Note from Art: this is a rave, however, I am not disclosing the firm’s name out of discretion.  They earned that for a lifetime of service up until this recent episode.  And importantly, the goal is not to pick on this firm as much as it is to illustrate a point. I directed my annoyance in a note to the firm’s CEO.  I’m still waiting for a response.

I’ve been a lifetime client of a particular hotel chain…with favorite properties in different cities, and more nights than I care to count spent in one of their convenient locations somewhere around the world.

Imagine my surprise when in a fit of insanity, I picked up the phone the other night….right after dinner (well, I answered because the caller i.d. indicated the Hotel Chain’s name, and because the troops had the dishes will in hand), and I ended up on the receiving end of an old-fashioned marketing bludgeoning.

Run on sentence for dramatization: From “Hello,” the representative from “Hotel Chain Name” Vacation Clubs launched into a breathless pitch on why my family and I should take them up on their offer to visit an Orlando property for a low, low price, not per person, but for up to x people, and that we would only have to spend 90 minutes in a meeting with them and so forth and so on etc., etc., until I started to turn blue in the face, worrying about this individual running out of air. Michael Phelps should have such good breath control.

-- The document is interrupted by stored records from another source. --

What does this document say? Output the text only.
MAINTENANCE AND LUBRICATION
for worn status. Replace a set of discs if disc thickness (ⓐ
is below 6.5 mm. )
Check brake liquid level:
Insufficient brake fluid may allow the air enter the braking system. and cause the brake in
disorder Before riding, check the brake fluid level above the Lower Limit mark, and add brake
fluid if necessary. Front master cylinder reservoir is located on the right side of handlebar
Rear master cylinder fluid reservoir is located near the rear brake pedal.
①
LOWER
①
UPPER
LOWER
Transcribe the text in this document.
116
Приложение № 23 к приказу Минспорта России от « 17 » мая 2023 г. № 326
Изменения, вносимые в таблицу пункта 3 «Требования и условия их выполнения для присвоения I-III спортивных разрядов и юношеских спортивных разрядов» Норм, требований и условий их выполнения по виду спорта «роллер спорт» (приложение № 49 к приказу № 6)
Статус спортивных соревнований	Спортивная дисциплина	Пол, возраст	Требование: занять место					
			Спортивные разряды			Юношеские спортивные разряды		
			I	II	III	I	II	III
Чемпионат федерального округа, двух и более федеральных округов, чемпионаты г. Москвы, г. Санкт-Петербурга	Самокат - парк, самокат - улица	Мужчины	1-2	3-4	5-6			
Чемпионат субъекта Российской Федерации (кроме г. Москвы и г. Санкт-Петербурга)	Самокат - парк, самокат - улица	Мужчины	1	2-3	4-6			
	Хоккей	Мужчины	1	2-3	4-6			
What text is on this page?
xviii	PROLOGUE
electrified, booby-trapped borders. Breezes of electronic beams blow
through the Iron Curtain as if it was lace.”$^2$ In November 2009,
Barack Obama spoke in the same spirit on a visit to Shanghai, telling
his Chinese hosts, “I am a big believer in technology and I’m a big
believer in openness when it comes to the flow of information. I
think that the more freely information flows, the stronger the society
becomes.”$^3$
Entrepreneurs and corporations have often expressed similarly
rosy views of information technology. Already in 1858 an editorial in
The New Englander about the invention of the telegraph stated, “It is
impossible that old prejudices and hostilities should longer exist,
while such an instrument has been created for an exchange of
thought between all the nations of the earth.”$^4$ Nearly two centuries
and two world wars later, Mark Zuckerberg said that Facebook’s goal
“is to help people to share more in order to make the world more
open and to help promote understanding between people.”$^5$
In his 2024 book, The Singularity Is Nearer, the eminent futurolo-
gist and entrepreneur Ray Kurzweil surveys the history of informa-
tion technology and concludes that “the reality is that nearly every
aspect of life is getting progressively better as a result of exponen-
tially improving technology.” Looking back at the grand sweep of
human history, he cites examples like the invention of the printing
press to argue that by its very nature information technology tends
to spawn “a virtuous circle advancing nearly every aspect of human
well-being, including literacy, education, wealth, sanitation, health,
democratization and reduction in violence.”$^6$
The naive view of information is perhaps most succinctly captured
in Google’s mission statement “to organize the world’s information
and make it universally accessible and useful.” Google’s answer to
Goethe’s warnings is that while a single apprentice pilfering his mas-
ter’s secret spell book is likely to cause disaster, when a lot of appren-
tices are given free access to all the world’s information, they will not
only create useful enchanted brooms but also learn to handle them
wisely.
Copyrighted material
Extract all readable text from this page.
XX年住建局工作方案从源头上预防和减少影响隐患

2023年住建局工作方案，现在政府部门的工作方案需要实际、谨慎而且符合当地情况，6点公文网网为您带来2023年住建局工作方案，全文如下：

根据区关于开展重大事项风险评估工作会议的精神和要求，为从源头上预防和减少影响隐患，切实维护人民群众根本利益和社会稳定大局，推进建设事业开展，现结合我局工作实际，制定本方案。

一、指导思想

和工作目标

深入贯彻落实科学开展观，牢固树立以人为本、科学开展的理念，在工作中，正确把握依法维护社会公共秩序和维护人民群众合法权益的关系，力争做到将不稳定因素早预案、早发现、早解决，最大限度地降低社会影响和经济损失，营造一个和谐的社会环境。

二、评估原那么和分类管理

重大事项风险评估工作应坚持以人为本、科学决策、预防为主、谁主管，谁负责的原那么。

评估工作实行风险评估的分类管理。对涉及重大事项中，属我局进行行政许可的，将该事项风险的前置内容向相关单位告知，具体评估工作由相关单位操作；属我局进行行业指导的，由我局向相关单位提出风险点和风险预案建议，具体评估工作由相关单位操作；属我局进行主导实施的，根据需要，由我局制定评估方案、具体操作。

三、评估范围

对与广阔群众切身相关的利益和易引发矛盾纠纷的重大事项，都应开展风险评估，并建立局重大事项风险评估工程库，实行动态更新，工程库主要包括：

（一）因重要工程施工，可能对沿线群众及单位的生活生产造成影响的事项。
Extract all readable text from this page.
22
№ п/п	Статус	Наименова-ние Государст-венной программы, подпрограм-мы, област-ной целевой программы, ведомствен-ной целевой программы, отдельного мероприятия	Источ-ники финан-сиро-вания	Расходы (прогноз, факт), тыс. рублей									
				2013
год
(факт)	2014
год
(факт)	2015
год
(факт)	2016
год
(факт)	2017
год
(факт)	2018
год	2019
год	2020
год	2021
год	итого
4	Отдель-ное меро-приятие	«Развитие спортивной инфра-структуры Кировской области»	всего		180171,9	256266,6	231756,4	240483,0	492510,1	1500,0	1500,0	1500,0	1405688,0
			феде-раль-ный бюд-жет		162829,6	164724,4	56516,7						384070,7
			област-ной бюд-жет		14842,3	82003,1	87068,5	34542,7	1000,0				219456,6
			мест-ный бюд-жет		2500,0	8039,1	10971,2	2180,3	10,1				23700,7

I politely disengaged with the unwitting telemarketer, and saved my marketing outrage for the note I wrote the CEO and for this post.

You Must Be Kidding!

Seriously, Hotel Chain! You think so highly of the relationships with your clients that you’re engaging in tactics like this to reward them for years of business. Your “thanks” for patronizing your properties, holding sales meetings and conferences and sending teams out to far-away places to camp out for weeks on end in support of clients, is to call your clients and subject them to a Hall of Shame sales pitch for a time-share?

My Advice:

1. Fire the marketer who conceived of this program.

2. Fire his/her boss.

3. Rethink the value of your relationship with your customers.  Is this truly a good way to get them interested in spending more money with you?

4. While you are working on #3 above, rethink the value and meaning of your brand. People have spent careers getting to know, like and trust you, and your response is to try and cram a time-share sale down their throats!?!

5. Hire someone who understands how to strengthen relationships and engage clients with approaches that don’t reek of 1950’s era aluminum siding sales.

6. Please have your team spend some time with John Jantsch (Duct Tape Marketing) and David Meerman Scott (New Rules of Marketing & P.R.).

7. Please take my name off of all of your lists.

The Bottom-Line for Now:

In this case, one dumb ass marketing tactic wipes out a good portion of a lifetime of great experiences. For the rest of us, remember that it never makes sense to try and bludgeon your clients into spending more with you. There’s always a better way.